Early on in this crisis, there were attempts to identify the affected services so users could change their passwords…on just those services. It’s now clear that a more scorched-earth strategy is in order.
I’ll cut to the chase: You need to change every password you use, on every service and every account.
Why? Because, like most people, you probably:
- Use fairly week passwords
- Re-use passwords on different websites
- Had your good passwords exposed by the Heartbleed bug
Here’s an article I wrote a few months back on creating a password rule that should keep you pretty safe, and keep you from re-using passwords on different websites.
Trying A Password Manager
While I’ve resisted this solution for years because it sounds like a single point of vulnerability, I’m finally trying 1Password from AgileBits. There are a number of great password managers that work on all platforms, but 1Password has been around for a decade and seems to be the most-respected among the techies I follow.

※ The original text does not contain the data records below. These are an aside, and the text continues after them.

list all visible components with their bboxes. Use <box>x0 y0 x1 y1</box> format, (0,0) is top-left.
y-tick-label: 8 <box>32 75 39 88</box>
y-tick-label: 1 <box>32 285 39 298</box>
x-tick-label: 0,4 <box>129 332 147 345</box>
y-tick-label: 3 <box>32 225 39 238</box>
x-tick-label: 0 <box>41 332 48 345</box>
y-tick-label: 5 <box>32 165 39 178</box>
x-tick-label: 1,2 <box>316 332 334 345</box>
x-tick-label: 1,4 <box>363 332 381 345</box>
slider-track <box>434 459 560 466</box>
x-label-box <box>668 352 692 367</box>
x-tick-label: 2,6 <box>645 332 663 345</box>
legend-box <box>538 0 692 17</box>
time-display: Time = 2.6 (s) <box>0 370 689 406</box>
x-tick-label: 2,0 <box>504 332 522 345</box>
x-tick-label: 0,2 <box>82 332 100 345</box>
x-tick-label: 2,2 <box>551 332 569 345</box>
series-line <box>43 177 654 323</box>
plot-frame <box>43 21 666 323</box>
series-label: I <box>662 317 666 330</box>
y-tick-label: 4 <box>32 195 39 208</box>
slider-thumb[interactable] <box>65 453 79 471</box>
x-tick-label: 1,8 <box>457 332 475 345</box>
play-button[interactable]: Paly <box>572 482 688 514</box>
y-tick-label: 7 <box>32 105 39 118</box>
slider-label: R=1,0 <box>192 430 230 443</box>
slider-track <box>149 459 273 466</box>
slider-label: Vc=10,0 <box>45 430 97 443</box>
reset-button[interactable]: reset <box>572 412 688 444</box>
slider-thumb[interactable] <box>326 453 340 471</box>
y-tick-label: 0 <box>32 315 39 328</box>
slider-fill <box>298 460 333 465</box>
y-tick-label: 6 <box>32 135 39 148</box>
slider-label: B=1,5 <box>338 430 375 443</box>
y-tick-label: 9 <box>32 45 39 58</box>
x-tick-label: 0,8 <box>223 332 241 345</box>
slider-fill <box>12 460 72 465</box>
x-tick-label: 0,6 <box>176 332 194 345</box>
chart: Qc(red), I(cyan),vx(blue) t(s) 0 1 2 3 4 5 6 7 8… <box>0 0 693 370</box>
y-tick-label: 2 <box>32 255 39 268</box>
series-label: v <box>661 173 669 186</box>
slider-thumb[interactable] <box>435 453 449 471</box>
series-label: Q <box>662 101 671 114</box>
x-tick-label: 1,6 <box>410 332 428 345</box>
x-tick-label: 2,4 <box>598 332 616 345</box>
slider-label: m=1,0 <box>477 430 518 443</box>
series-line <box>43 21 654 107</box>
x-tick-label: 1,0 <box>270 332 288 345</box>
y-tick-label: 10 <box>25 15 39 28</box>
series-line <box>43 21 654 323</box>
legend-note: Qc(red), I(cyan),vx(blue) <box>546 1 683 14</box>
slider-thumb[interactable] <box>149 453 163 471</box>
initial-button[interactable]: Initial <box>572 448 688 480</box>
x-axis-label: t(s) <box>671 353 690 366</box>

I may have more to share after using 1Password for a few weeks, but so far, I’m liking its features:
- It can tell when you’re being asked to create a new password, and it will generate and save a random password for you
- All you have to remember is one master password, and 1Password will store and fill in the rest for you
- You can store multiple logins for the same services, which doesn’t always work when you have your browser remember your password
Please take this seriously. Heartbleed made it possible for hackers to steal just about any information that has ever lived on a web server.
It’s time to change your passwords. Really.